- Pure Functions — output depends only on input; no hidden state or side effects.
- Immutability — data never changes; create new values instead of mutating existing ones.
- Referential Transparency — any expression can be replaced with its evaluated result without changing program behavior.
- Higher-Order Functions — either takes function(s) as argument(s) or returns a function(s) as its result.
- Function Composition — build complex transformations by composing small functions in chains.
- Point-Free Style — define transformations by combining functions, not naming intermediate data.
- Currying — transform a function of many arguments into a chain of single-argument functions.
- Partial Application — pre-fill some arguments to produce specialized functions.
- Algebraic Data Types (ADTs) — is a composite data (type combining other types).
- Total Functions — function must return a valid result for every valid input in its type.
- No Hidden State — avoid local mutation and invisible transitions; state is always explicit.
- Explicit Effects — model I/O, randomness, time, async, or errors using types (Option, Either, Result, IO, Task).
- Lazy Evaluation — defer computation until needed; represent infinite sequences naturally.

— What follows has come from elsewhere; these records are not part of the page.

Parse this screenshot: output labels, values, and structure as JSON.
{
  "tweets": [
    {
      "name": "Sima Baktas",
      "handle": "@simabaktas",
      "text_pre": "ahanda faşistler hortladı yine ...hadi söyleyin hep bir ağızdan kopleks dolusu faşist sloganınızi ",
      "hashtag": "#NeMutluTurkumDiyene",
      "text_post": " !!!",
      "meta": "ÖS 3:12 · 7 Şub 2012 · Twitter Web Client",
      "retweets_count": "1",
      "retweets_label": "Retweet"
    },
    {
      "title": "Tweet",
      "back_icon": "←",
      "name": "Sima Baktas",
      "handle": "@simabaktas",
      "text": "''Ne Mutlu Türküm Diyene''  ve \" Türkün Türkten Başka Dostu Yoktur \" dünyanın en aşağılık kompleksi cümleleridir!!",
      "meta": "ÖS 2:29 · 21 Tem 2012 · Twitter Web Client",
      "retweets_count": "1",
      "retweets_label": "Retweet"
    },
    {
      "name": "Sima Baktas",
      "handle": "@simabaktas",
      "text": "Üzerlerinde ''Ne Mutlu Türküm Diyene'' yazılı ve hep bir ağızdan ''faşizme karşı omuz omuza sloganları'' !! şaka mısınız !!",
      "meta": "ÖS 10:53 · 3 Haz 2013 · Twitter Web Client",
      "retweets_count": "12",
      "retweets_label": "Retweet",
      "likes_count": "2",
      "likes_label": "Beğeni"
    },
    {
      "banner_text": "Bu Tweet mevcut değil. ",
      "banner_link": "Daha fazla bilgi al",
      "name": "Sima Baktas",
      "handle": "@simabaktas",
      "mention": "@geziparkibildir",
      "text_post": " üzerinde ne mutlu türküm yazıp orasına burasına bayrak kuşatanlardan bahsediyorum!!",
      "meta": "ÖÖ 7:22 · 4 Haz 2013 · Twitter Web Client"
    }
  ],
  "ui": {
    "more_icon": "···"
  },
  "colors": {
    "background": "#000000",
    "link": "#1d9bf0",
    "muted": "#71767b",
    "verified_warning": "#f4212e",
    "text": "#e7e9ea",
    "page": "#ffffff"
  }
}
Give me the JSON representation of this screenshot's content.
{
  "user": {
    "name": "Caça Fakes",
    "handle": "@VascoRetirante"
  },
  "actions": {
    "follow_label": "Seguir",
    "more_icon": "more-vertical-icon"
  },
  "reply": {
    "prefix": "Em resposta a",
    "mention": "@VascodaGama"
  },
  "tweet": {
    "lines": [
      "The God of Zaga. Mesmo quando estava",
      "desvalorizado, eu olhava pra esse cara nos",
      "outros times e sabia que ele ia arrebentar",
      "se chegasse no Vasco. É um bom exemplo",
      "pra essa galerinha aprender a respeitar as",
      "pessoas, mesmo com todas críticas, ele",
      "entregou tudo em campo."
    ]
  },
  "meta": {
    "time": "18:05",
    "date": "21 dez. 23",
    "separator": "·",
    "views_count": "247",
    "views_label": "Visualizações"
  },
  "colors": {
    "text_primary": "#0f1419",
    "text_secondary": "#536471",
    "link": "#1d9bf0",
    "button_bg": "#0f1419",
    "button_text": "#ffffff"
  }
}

- Idempotence — repeated evaluation yields the same result without accumulating side effects.
- Declarative Style — describe "what" to compute, not "how" to compute it step-by-step.
- Pipeline Processing — linear data flow; avoid branching when possible by chaining operations.
- Stateless Concurrency — parallelize pure computations without synchronization.
- Determinism — same inputs always produce the same outputs; easy reproducibility.
- Abstraction — hide internal representation via functions instead of classes.
- Separation of Concerns — isolate independent transformations, modules, and pipelines.
- Tell, Don’t Ask (in FP terms) — push data into transformations rather than pulling fields for manual operations.
- Information Hiding — control visibility via module boundaries, closure scope, or type privacy.
- Law of Demeter — avoid deep object paths; use direct parameters and simple shapes.
- Composition over Inheritance — FP is fundamentally compositional; small functions compose into larger ones.
- Generics / Parametric Polymorphism — type-safe reuse of functions across many data types.